Ora per quanto l’illustre siciliano possa riferirsi all’allegoria della beatrice, nascondente la Sapienza degli Eletti, il volgo dei filosofanti non passa più in là della profana interpretazione dell’Intelligenza aristotelica e platonica, né penetra nel sublime dell’interpretazione della essenza di questa intelligenza che non è la ingannevole ragione umana, sulla quale lo sperimentalismo sensista erige tutto il suo castello di carta pesta nelle disamine riflettenti i problemi dello spirito dell’uomo.

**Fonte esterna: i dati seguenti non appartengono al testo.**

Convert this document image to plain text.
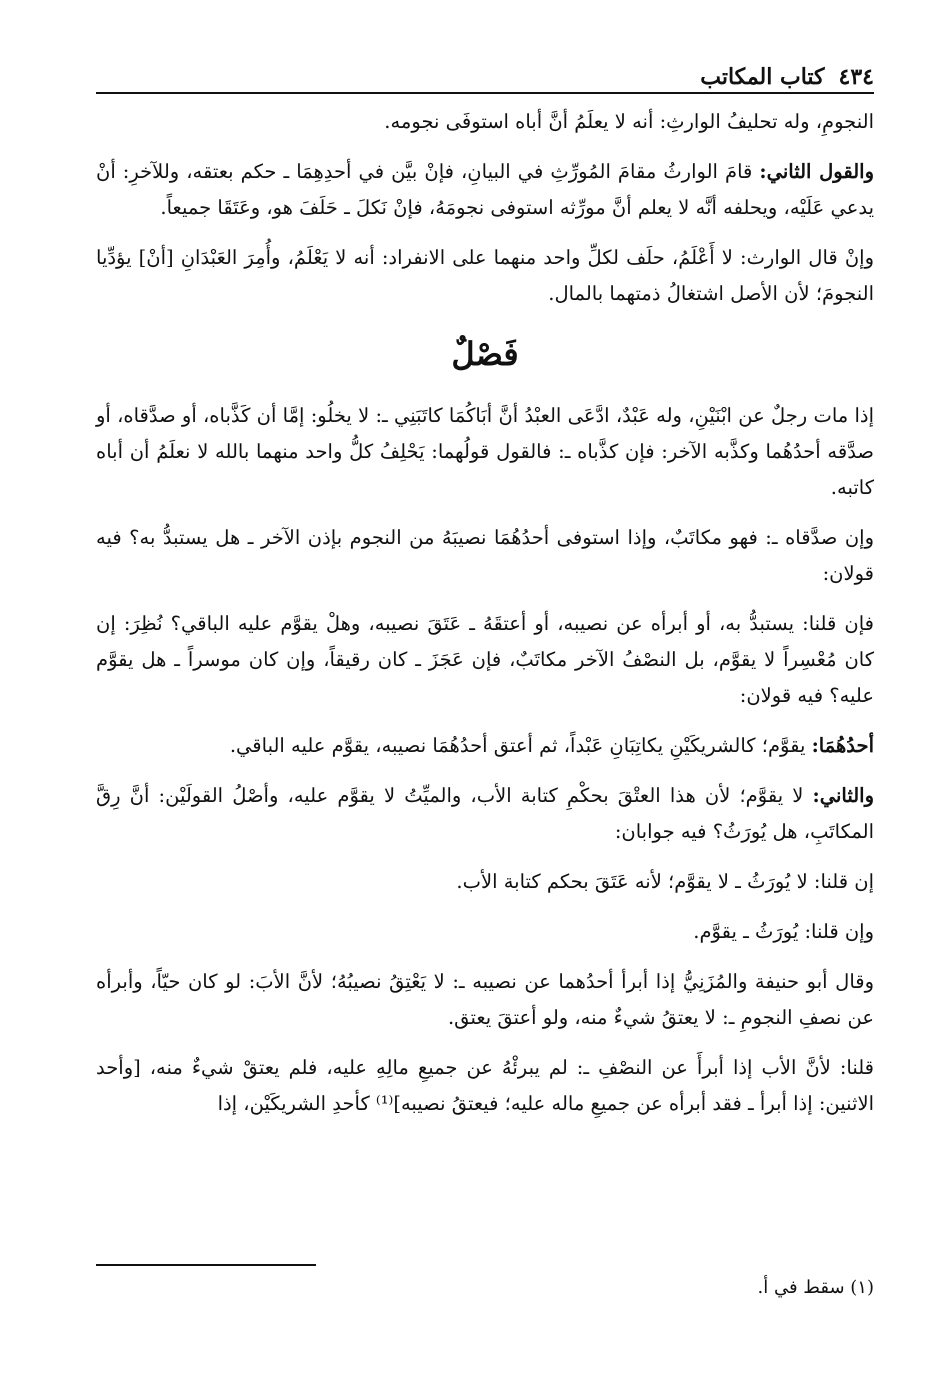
٤٣٤
كتاب المكاتب

النجومِ، وله تحليفُ الوارثِ: أنه لا يعلَمُ أنَّ أباه استوفَى نجومه.

والقول الثاني: قامَ الوارثُ مقامَ المُورِّثِ في البيانِ، فإنْ بيَّن في أحدِهِمَا ـ حكم بعتقه، وللآخرِ: أنْ يدعي عَلَيْه، ويحلفه أنَّه لا يعلم أنَّ مورِّثه استوفى نجومَهُ، فإنْ نَكلَ ـ حَلَفَ هو، وعَتَقَا جميعاً.

وإنْ قال الوارث: لا أَعْلَمُ، حلَف لكلِّ واحد منهما على الانفراد: أنه لا يَعْلَمُ، وأُمِرَ العَبْدَانِ [أنْ] يؤدِّيا النجومَ؛ لأن الأصل اشتغالُ ذمتهما بالمال.

فَصْلٌ

إذا مات رجلٌ عن ابْنَيْنِ، وله عَبْدٌ، ادَّعَى العبْدُ أنَّ أبَاكُمَا كاتَبَنِي ـ: لا يخلُو: إمَّا أن كَذَّباه، أو صدَّقاه، أو صدَّقه أحدُهُما وكذَّبه الآخر: فإن كذَّباه ـ: فالقول قولُهما: يَحْلِفُ كلُّ واحد منهما بالله لا نعلَمُ أن أباه كاتبه.

وإن صدَّقاه ـ: فهو مكاتَبٌ، وإذا استوفى أحدُهُمَا نصيبَهُ من النجوم بإذن الآخر ـ هل يستبدُّ به؟ فيه قولان:

فإن قلنا: يستبدُّ به، أو أبرأه عن نصيبه، أو أعتقَهُ ـ عَتَقَ نصيبه، وهلْ يقوَّم عليه الباقي؟ نُظِرَ: إن كان مُعْسِراً لا يقوَّم، بل النصْفُ الآخر مكاتَبٌ، فإن عَجَزَ ـ كان رقيقاً، وإن كان موسراً ـ هل يقوَّم عليه؟ فيه قولان:

أحدُهُمَا: يقوَّم؛ كالشريكَيْنِ يكاتِبَانِ عَبْداً، ثم أعتق أحدُهُمَا نصيبه، يقوَّم عليه الباقي.

والثاني: لا يقوَّم؛ لأن هذا العتْقَ بحكْمِ كتابة الأب، والميِّتُ لا يقوَّم عليه، وأصْلُ القولَيْن: أنَّ رِقَّ المكاتَبِ، هل يُورَثُ؟ فيه جوابان:

إن قلنا: لا يُورَثُ ـ لا يقوَّم؛ لأنه عَتَقَ بحكم كتابة الأب.

وإن قلنا: يُورَثُ ـ يقوَّم.

وقال أبو حنيفة والمُزَنِيُّ إذا أبرأ أحدُهما عن نصيبه ـ: لا يَعْتِقُ نصيبُهُ؛ لأنَّ الأبَ: لو كان حيّاً، وأبرأه عن نصفِ النجومِ ـ: لا يعتقُ شيءٌ منه، ولو أعتقَ يعتق.

قلنا: لأنَّ الأب إذا أبرأَ عن النصْفِ ـ: لم يبرئْهُ عن جميعِ مالِهِ عليه، فلم يعتقْ شيءٌ منه، [وأحد الاثنين: إذا أبرأ ـ فقد أبرأه عن جميعِ ماله عليه؛ فيعتقُ نصيبه]⁽¹⁾ كأحدِ الشريكَيْن، إذا

(١) سقط في أ.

In Vita Nova, Dante scrive:
Amor e cor gentil sono una cosa
Sì come il saggio in suo dittato pone,
E così senza l’un l’altro esser non sa
Come alma razional senza ragione.
La gentilezza del cor, intesa nel valore anagogico occulto, bisogna intenderla alla latina, gentile per tendere verso le genti, altruista come si scriverebbe oggi – ora né gentilezza alcuna né altruismo hanno altro significato se non quello di sacrificio di parte del nostro io, se non tutto, alla felicità altrui.
I due estremi, amore e altruismo, trovano il loro opposto nell’odio e nell’egoismo.

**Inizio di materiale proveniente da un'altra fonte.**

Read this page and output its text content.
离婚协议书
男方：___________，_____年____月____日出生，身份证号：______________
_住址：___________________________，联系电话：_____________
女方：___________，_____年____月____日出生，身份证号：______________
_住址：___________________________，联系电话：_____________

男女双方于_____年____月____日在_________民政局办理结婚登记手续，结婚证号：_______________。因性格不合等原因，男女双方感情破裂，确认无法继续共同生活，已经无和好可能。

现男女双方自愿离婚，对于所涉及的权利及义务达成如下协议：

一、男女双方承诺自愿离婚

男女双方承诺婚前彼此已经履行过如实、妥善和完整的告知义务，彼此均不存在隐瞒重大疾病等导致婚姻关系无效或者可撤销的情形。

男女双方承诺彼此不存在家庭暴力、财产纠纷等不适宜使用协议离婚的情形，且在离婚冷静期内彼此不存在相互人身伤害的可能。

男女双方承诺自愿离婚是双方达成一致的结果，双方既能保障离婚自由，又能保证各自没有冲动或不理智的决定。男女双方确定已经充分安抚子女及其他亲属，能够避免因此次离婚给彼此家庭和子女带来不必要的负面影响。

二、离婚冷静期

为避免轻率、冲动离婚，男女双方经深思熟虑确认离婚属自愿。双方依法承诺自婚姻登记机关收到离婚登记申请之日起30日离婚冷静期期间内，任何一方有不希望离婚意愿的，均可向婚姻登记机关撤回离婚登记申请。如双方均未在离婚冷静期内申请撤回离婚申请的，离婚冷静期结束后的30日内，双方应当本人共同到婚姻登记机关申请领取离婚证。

L’amore e l’altruismo definiscono i limiti delle potestà divine del mago; l’odio e l’egoismo caratterizzano tutto ciò che è stregoneria. Nell’amore vi è trasfuso tutto il bene, come nell’egoismo tutto il male; perciò l’amore che implica un qualunque sacrificio per gli altri è divino, e quello che è spinto dalle basse idealità del possesso è satanico; il primo è protetto dagli angeli, il secondo dai demoni. (...)
L’occulta filosofia dà all’amore due sedi: nel cervello e nel cuore.
Nel cervello, fantasioso e calcolatore, entusiasta o ubriaco, l’amore è impuro, è passionale, è demoniaco.
Nel cuore, sereno, obbediente, paziente, è un sentimento di abdicazione e di dedizione angelico.
In fisiologia si conoscono i rapporti che legano il cervello agli organi della impurità sessuale. L’amore impuro vi germoglia come un desiderio di vanità: è la Lilith e il Samael distruttori che consigliano e pungono il vanitoso a cogliere un fiore, per lascivia di potere, per calpestarlo come una sozzura; e ogni atto di questo amore è una viltà, in cui il cuore non aumenta i suoi palpiti che nel momento in cui l’orgoglio bestiale è soddisfatto.
Ma l’amore del cuore, in cui il cervello non ha versata la nebbia offuscante della sensualità, è un atto divino da cui c’è da aspettarsi ogni bene. nasce come una effusione delle anime tra due nature che spiritualmente si completano. Si annunzia come un vago sentimento di benessere; cresce e aumenta d’intensità come un tacito consenso tra due creature in una fede comune.
Il primo è una passione, il secondo è un ideale.